Fitur lain dari rempah-rempah - memperkuat sistem kekebalan tubuh - juga bisa menjadi manfaat yang sangat meragukan bagi sebagian orang. Kita berbicara tentang pasien yang telah menjalani transplantasi organ. Mereka jinten dapat mempromosikan penolakan sel asing.
Pada dasarnya bumbu ini hanya sangat berguna bagi tubuh manusia. Hal ini disebabkan komposisi. Jintan mengandung lebih dari seratus komponen yang berguna. Di antara mereka lipase katalis (sel-sel alami biosintesis), flavonoid, alkaloid dan tokoferol, tanin dan enzim. Kebanyakan kaya berguna untuk zat tubuh manusia jintan hitam. Manfaat dan bahaya itu (dalam kasus di atas) beberapa kali lebih kuat dari varietas lain dari rempah-rempah. Hal ini, antara lain, terdiri dari sekitar 35% minyak lemak melantin, kepahitan, minyak esensial (0,5%).
Sebagai jintan bumbu yang digunakan di banyak negara di seluruh dunia. Tanpa itu tidak melakukan hampir tidak ada satu hidangan di negara-negara Baltik, Skandinavia dan Jerman. Roti dengan biji jintan di wilayah ini - prasyarat makanan sehat. Menambahkannya ke kue-kue manis, serta alkohol, makanan penutup, ikan atau daging.

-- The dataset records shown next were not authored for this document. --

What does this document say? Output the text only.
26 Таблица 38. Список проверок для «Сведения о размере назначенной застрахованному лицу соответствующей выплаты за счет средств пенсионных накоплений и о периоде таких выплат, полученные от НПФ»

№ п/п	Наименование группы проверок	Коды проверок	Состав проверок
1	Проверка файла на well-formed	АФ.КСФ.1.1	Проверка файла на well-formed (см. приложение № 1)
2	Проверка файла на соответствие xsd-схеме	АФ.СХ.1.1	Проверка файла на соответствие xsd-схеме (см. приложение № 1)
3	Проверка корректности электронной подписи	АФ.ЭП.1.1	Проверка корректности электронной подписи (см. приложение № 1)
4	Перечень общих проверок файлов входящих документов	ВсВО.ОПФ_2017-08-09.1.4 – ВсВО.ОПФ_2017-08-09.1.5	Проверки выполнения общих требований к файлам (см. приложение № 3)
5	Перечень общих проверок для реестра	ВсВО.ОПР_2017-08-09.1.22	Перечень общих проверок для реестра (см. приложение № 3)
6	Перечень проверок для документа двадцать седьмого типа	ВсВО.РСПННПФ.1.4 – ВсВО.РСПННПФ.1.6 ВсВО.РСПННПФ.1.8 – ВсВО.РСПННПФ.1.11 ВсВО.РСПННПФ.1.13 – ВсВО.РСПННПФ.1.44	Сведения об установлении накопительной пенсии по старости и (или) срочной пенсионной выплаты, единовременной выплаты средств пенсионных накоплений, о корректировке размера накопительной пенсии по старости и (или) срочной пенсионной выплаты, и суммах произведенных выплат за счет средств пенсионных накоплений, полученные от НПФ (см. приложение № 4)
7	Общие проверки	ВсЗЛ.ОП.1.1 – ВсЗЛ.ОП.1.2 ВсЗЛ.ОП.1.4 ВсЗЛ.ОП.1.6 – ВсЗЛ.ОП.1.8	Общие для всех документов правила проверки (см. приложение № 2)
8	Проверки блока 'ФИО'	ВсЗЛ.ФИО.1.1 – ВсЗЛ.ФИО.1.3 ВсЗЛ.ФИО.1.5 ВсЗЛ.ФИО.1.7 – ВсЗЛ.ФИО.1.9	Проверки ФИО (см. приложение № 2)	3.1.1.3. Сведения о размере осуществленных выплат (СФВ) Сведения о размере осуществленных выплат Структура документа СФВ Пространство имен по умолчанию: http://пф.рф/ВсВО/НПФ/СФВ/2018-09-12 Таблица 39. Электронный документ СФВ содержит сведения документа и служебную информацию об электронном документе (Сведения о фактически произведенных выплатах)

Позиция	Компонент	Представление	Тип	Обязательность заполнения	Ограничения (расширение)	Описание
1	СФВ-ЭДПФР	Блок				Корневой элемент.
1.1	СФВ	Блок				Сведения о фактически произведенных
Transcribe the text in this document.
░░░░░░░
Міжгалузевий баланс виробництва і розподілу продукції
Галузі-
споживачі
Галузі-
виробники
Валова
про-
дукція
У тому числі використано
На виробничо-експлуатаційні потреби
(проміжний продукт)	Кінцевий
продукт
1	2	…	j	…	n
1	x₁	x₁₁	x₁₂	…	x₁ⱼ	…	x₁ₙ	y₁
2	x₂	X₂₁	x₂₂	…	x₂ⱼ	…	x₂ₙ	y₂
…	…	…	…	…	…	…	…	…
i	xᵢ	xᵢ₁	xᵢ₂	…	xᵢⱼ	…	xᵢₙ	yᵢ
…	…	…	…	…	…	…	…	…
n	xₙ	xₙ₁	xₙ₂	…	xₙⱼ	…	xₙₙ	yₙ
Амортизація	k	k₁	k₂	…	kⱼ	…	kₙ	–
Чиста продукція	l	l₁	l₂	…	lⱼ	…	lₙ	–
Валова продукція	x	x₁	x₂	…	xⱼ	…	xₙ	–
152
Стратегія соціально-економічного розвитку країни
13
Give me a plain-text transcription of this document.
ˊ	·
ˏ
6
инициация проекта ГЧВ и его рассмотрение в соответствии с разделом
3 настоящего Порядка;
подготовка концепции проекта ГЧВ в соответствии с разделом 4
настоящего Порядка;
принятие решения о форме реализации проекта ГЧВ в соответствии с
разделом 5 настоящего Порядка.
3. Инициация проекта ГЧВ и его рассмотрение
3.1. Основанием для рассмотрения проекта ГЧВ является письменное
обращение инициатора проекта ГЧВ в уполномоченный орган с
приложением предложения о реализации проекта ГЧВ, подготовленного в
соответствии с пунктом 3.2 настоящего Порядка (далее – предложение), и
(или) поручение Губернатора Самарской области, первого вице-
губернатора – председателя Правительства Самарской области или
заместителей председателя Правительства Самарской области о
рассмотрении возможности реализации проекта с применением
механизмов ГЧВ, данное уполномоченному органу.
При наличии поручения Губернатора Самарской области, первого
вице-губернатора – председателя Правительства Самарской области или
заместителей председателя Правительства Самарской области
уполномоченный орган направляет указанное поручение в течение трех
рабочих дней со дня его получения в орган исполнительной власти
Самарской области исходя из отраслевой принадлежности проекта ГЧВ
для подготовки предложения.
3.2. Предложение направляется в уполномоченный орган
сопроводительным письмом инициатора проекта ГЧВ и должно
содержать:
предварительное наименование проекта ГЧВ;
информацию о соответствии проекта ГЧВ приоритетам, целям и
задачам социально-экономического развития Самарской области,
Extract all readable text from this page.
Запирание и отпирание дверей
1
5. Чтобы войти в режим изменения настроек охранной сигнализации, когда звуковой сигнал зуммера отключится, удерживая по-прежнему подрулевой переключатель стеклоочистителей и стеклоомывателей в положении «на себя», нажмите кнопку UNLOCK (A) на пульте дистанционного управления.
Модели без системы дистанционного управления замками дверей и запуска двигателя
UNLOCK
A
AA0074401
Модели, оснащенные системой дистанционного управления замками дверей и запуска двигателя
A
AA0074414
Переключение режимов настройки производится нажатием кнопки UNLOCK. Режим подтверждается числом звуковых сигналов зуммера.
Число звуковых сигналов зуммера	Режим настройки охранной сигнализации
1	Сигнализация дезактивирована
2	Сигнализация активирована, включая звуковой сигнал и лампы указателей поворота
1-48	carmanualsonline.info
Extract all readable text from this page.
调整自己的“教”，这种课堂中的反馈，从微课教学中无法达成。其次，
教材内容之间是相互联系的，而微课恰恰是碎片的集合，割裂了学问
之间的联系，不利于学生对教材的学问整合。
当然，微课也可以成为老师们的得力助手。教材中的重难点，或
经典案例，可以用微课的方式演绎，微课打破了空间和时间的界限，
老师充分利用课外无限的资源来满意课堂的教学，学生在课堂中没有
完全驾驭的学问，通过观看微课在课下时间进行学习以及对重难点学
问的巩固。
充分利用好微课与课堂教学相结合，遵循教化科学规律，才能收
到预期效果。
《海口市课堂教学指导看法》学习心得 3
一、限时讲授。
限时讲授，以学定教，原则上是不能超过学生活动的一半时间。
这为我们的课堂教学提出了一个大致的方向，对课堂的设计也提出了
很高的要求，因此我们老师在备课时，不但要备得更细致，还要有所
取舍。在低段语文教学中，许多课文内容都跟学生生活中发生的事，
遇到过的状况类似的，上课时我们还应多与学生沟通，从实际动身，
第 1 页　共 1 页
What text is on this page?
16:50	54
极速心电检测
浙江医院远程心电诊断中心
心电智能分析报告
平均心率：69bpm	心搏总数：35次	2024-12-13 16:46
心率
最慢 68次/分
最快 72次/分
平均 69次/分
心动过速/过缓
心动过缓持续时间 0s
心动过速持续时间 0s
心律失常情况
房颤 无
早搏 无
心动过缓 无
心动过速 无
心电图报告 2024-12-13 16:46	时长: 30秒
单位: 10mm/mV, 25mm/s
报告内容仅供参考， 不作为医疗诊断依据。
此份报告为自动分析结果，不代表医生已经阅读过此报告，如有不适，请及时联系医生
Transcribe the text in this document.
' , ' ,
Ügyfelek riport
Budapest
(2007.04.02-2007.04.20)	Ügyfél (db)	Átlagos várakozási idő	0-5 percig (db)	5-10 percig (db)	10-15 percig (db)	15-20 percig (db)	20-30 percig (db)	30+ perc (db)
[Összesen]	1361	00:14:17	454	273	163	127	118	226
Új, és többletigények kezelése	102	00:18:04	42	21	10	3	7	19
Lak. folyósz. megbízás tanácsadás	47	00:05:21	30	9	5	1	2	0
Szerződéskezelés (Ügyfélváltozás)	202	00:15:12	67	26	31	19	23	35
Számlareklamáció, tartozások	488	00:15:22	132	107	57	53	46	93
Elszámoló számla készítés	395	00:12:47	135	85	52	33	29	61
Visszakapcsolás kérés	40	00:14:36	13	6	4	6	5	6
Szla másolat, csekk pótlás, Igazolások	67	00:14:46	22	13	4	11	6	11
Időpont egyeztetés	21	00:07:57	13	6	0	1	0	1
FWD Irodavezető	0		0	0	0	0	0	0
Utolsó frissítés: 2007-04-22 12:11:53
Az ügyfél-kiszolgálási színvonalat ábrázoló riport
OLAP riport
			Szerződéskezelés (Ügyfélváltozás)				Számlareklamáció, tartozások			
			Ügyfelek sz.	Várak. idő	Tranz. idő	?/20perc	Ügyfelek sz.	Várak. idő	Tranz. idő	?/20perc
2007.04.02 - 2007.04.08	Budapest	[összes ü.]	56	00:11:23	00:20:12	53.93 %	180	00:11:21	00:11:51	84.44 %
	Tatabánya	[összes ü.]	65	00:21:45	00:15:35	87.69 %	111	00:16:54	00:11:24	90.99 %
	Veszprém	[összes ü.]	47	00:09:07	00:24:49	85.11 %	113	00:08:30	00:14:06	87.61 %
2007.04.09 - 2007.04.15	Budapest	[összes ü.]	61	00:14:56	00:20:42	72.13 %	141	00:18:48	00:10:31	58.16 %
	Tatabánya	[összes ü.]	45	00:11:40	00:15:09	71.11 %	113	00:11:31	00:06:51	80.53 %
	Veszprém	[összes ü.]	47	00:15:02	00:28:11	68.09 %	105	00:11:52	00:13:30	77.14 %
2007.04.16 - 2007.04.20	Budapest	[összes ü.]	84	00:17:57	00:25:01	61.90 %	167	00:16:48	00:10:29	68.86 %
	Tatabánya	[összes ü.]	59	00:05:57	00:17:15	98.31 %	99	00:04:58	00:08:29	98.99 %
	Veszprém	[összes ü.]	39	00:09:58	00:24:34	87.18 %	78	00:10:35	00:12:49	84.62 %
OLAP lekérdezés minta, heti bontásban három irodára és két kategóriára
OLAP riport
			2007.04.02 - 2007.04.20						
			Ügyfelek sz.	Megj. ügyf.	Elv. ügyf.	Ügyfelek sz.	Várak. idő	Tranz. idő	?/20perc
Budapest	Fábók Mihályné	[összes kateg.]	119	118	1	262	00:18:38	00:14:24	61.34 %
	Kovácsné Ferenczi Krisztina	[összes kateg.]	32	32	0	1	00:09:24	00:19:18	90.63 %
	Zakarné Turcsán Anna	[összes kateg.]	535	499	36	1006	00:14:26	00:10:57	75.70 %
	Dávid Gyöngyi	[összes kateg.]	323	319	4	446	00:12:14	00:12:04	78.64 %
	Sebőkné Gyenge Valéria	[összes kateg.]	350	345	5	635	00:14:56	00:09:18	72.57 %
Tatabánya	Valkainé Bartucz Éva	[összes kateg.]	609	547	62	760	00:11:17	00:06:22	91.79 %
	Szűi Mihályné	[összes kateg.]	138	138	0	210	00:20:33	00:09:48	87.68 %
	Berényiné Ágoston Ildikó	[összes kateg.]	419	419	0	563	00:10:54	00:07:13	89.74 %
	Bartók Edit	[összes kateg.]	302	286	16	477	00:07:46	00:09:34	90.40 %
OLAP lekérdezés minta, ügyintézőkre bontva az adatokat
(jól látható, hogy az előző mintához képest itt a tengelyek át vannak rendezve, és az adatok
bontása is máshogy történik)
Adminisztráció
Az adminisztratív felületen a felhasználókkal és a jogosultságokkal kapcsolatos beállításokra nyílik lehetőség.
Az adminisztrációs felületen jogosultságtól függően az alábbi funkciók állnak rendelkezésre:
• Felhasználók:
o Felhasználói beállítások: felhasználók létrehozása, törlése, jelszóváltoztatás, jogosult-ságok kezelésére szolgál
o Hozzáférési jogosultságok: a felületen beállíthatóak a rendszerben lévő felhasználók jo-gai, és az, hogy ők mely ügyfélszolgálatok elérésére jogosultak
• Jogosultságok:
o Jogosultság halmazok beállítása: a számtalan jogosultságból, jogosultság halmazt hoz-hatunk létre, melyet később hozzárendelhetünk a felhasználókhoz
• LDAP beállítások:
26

Jinten membantu pencernaan, perkelahian perut kembung, memperkuat sistem kekebalan tubuh. Umumnya, rempah-rempah ini adalah cara terbaik mempengaruhi seluruh saluran pencernaan manusia, sehingga sangat penting untuk secara teratur mengambil makanan.
Banyak orang jinten tidak hanya membantu untuk menjaga kesehatan, tapi juga mengembalikannya. Dia bangga tempat di antara produk obat tradisional. Berdasarkan hal itu membuat teh yang membantu untuk meningkatkan ASI pada ibu menyusui, berhenti sakit kepala, menstabilkan usus, berjuang dengan pneumonia dan bronkitis.